Der "Revolutionär" Wagner
Als nach 1945 mit Wagner, dem Nationalisten und Rassisten, nicht mehr so gut Geschäfte zu machen und staatliche Förderungstöpfe anzubohren waren, galt es, sein Bild einigermaßen verfassungskonform neu zu pinseln.
Dass da nicht irgendwelche Leute die Federführung übernahmen, die unvoreingenommen das Material untersuchten, dafür sorgte man in Bayreuth schon. So durfte etwa Curt von Westernhagen, den Udo Bermbach als einen der schlimmsten Naziautoren bezeichnet, noch mehr als dreißig Jahre nach dem Krieg für Bayreuth publizieren. Seine Wagnerbiografie wurde bis 1979 gedruckt, eine englische Ausgabe ist mir sogar aus dem Jahr 1981 bekannt. Westernhagen war es wohl auch, der die ehrenvollen Parallelen des „Rings“ zu Aischylos’ Orestie erfand und den Ruf Wagners als eines zweiten Aischylos begründete.
Was von Westernhagen noch sehr kurz abtat, wurde nach ihm allmählich hoffähig und schick: Wagner als Revolutionär, Sozialrevolutionär, ja als Kämpfer für soziale Gerechtigkeit – dass da etwas mit dem Dresdner Aufstand von 1849 war, wusste ohnehin jedes Kind. Da muss man nur noch vor einer Fülle biografischer Fakten die Augen schließen, und schon kann man den Meister gar nach Kuba verkaufen.
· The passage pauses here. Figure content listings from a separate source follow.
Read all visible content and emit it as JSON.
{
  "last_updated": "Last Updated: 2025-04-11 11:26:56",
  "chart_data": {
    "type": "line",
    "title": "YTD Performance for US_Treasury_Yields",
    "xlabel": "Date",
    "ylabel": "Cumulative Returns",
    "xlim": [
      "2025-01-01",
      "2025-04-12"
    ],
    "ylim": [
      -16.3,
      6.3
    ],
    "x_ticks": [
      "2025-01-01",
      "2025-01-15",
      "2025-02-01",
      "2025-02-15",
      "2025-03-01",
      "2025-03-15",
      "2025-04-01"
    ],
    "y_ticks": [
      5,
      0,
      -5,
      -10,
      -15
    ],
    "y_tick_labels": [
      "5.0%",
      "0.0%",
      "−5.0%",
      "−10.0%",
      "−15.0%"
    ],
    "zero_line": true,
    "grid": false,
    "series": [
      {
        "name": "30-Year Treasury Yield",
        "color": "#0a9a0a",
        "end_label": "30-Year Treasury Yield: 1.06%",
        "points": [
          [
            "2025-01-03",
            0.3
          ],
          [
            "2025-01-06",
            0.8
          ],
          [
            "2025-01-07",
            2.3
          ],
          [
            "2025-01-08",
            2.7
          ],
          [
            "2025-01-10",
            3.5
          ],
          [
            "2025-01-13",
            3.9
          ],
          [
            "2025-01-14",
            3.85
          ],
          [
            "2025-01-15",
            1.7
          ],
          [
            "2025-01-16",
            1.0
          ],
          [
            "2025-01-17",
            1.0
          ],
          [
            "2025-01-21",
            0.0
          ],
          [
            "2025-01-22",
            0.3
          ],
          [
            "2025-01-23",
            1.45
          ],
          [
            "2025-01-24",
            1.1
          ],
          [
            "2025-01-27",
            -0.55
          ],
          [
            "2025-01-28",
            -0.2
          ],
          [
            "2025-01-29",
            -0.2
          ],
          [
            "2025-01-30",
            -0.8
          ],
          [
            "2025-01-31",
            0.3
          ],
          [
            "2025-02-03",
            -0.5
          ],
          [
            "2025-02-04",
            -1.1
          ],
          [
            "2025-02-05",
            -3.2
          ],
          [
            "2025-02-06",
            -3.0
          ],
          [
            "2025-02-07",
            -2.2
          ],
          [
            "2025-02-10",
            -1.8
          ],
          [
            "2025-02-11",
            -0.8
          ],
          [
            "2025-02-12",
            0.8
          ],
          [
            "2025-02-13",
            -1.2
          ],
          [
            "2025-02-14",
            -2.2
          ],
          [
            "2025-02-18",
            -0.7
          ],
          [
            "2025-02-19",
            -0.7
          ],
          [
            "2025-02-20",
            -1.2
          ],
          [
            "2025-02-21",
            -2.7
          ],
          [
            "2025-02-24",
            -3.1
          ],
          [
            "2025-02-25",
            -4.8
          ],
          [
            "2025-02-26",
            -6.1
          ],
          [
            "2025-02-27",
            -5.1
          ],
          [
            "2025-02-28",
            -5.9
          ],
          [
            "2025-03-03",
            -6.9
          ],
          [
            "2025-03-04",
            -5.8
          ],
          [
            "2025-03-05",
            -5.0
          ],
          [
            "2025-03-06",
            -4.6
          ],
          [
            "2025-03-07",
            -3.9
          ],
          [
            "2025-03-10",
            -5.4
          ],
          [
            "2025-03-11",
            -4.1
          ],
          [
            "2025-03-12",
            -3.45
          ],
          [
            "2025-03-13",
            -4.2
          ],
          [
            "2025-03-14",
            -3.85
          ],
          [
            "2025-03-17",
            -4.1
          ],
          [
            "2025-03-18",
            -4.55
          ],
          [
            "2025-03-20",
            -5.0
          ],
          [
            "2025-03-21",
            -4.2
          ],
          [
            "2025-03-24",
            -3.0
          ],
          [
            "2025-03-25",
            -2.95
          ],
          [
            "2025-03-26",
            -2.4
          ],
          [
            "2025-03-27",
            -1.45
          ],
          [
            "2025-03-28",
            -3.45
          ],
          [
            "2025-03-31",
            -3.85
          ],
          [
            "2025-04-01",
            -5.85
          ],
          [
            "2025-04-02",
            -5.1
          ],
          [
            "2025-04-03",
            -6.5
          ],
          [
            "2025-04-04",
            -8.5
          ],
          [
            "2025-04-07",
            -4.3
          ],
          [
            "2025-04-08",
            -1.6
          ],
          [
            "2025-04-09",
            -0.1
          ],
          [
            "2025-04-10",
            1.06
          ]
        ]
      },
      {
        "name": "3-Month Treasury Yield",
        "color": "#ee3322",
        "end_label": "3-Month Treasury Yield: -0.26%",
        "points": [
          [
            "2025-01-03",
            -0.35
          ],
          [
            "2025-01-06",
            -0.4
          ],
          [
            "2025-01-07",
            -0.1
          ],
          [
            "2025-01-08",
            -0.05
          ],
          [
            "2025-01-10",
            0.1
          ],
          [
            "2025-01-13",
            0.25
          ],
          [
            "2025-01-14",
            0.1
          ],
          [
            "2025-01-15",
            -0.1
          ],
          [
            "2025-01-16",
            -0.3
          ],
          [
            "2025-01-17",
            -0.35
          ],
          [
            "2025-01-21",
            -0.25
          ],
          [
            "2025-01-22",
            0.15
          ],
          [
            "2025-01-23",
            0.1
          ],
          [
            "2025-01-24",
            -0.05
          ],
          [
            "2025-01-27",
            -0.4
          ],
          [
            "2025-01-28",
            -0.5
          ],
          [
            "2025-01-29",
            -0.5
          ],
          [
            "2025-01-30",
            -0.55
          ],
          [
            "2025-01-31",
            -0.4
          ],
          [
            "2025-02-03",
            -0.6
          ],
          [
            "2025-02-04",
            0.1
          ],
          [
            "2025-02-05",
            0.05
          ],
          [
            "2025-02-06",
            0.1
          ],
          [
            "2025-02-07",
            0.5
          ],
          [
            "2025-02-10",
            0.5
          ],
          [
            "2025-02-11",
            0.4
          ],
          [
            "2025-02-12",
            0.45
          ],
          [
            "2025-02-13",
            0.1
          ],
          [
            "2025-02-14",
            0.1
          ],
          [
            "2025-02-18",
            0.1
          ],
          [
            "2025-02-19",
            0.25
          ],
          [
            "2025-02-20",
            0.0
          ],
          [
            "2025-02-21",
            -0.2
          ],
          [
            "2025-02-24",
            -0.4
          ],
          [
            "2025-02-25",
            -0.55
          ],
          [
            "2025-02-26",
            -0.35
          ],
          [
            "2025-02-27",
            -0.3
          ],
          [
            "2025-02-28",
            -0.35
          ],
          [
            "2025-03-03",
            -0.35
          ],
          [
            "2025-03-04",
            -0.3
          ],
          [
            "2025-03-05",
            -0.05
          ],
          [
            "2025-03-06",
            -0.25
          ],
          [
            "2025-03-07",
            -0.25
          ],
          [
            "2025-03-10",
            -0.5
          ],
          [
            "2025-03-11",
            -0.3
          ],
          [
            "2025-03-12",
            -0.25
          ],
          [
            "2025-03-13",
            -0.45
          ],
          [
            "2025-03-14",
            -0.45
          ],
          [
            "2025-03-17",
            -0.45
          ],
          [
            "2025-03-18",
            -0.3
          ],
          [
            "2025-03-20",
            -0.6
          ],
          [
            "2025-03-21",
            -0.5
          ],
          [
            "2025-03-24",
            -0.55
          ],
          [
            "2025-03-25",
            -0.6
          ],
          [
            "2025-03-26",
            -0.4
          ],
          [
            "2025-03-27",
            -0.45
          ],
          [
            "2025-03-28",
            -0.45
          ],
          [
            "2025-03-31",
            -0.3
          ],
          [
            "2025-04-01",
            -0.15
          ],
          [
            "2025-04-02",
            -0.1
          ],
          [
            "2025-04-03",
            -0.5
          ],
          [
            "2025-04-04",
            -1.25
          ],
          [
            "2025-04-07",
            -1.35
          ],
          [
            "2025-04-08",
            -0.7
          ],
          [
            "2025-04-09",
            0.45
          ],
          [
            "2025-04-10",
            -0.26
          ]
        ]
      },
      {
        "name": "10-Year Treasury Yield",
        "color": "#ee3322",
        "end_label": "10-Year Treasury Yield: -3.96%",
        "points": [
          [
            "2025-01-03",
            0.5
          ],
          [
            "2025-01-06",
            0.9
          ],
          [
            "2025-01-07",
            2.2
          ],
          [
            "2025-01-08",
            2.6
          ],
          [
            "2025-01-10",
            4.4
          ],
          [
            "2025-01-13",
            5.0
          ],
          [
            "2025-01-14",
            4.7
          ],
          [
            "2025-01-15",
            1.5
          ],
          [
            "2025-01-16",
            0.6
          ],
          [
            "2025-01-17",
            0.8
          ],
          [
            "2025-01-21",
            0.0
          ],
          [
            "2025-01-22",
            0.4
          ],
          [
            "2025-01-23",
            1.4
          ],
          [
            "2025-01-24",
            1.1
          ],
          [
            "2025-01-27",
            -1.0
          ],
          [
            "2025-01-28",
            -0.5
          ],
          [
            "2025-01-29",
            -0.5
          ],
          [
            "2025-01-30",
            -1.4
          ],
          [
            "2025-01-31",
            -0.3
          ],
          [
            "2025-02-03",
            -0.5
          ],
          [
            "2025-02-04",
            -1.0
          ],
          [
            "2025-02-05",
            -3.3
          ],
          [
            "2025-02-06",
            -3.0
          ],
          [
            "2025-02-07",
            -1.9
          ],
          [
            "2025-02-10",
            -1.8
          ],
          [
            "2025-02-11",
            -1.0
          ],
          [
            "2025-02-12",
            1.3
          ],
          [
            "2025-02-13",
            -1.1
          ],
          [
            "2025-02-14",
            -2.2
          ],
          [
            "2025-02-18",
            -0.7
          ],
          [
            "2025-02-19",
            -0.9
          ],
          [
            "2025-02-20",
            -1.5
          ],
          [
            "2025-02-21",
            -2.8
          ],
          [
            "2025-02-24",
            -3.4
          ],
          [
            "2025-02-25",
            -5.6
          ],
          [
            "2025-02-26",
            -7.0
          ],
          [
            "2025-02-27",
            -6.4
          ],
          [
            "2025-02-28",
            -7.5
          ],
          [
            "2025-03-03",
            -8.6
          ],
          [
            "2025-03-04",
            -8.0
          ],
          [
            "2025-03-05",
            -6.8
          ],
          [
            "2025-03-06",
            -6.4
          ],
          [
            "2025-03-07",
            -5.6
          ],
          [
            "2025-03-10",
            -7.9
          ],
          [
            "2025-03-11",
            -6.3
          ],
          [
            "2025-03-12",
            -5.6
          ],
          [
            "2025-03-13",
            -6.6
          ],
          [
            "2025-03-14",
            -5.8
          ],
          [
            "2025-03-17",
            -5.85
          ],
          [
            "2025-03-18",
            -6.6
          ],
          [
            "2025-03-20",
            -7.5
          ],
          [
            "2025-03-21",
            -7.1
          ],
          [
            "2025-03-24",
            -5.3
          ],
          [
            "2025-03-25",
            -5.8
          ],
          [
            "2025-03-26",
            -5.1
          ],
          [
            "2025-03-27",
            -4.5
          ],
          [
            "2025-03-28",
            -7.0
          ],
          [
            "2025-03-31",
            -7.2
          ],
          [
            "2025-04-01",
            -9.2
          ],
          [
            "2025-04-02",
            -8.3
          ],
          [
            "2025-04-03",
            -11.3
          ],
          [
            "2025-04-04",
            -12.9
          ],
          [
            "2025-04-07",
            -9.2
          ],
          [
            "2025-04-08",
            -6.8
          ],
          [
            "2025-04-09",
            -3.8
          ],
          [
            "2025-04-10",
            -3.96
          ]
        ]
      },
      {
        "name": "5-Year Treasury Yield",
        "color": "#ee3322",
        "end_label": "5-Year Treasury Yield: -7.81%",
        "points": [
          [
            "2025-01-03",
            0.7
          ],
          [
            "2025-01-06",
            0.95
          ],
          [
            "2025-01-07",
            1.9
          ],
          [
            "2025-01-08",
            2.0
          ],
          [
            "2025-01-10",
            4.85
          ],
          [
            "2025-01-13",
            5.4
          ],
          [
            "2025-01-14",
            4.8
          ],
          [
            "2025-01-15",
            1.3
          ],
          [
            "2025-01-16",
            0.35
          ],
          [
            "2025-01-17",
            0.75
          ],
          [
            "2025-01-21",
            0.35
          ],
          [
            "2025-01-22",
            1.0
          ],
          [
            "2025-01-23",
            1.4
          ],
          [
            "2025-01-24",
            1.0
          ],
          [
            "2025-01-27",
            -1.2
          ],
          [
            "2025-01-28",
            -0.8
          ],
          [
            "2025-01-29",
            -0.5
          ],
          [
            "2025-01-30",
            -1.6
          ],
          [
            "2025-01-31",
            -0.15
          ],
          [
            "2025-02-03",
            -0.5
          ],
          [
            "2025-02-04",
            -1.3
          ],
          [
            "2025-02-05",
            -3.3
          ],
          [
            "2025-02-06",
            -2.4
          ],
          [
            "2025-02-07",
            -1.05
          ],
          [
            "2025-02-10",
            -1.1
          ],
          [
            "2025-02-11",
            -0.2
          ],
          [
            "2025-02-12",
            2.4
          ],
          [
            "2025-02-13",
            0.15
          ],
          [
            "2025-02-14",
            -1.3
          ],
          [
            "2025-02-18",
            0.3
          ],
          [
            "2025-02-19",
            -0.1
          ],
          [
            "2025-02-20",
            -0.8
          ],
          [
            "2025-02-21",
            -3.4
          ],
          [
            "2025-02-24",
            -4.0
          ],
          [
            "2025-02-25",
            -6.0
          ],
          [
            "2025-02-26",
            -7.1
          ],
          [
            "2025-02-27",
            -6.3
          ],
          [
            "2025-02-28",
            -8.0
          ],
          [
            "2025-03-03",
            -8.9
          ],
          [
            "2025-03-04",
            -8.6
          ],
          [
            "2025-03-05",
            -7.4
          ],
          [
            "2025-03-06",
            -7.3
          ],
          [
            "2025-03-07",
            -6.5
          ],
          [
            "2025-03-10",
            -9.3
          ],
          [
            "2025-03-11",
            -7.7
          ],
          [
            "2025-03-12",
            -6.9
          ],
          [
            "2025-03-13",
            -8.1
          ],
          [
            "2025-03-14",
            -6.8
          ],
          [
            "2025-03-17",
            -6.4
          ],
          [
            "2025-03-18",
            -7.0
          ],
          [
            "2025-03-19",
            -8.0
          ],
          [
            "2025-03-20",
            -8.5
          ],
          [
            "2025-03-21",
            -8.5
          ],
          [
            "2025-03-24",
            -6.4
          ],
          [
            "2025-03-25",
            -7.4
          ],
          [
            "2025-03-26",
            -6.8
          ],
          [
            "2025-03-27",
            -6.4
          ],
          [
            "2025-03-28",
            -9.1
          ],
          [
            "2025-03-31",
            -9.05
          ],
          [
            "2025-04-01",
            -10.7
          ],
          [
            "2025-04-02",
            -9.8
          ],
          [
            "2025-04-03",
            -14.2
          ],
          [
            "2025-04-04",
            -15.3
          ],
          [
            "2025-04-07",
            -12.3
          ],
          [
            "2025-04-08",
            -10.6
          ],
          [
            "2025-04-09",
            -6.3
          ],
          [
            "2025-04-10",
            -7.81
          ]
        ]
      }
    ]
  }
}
Richard Wagners (von der Familie selbstverständlich geächteter) Enkel Gottfried rückt endlich in seinem Buch „Du sollst keine fremden Götter neben mir haben“ die Dinge zurecht.
Grund für seine Einmischung in die revolutionären Aktivitäten, so Gottfried Wagner, waren vor allem seine ziemlich ungebremste Emotionalität und die Tatsache, dass es gerade mit seiner Karriere höchst unrund lief („aus Frustration und in der Hoffnung, seiner stagnierenden Karriere neuen Schwung zu geben. Er hatte nichts mehr zu verlieren.“).
In seiner Selbstüberschätzung blieb er sich aber treu: Kaum hatte er von seinem Schwager Röckel das sozialistische und anarchistische Gedankengut eingetrichtert bekommen, verkündete er der staunenden Öffentlichkeit schon: „Ich bin die Revolution, ich bin das ewig schaffende Leben, ich bin der einige Gott, den alle Wesen erkennen...“ usw.
Freilich, als die Revolution gescheitert war, da wusste er sehr schnell wieder, wo der warme Ofen steht. So bat er den Schauspieler Eduard Devrient bereits in der ersten Maihälfte 1849, sich beim sächsischen König dafür einzusetzen, dass der flüchtige Revolutionär nach seiner Rückkehr wieder seinen Kapellmeisterposten bekleiden darf. „Grundunehrlich“ nennt Devrient das. Und Gottfried Wagner kommt zu dem klaren Gesamturteil: „Seinen [scil. Wagners] fünftägigen Ausflug auf die Dresdner Barrikaden zum Anlass zu nehmen, ihn als linken Vorkämpfer der Demokratie und als Menschheitsbeglücker hinzustellen, ist ganz und gar abwegig.“
Wie es weiterging, ist ja bekannt: Als Wagner dann Anschluss an die einst bekämpften Mächtigen gefunden hatte, da war weniger das Glück der Massen als das höchst luxuriöse Material seiner Morgenmäntel, Unterhosen und Tapeten Gegenstand der täglichen Sorge, und das früher so leidenschaftlich vermaledeite Geld war ihm nur dann unangenehm, wenn er es körbeweise aus der königlichen Schatulle nach Hause transportieren musste (die Hofbeamten hatten sich da nämlich einen bösen Scherz erlaubt und Tausende von Talern in kleiner Währung ausgegeben).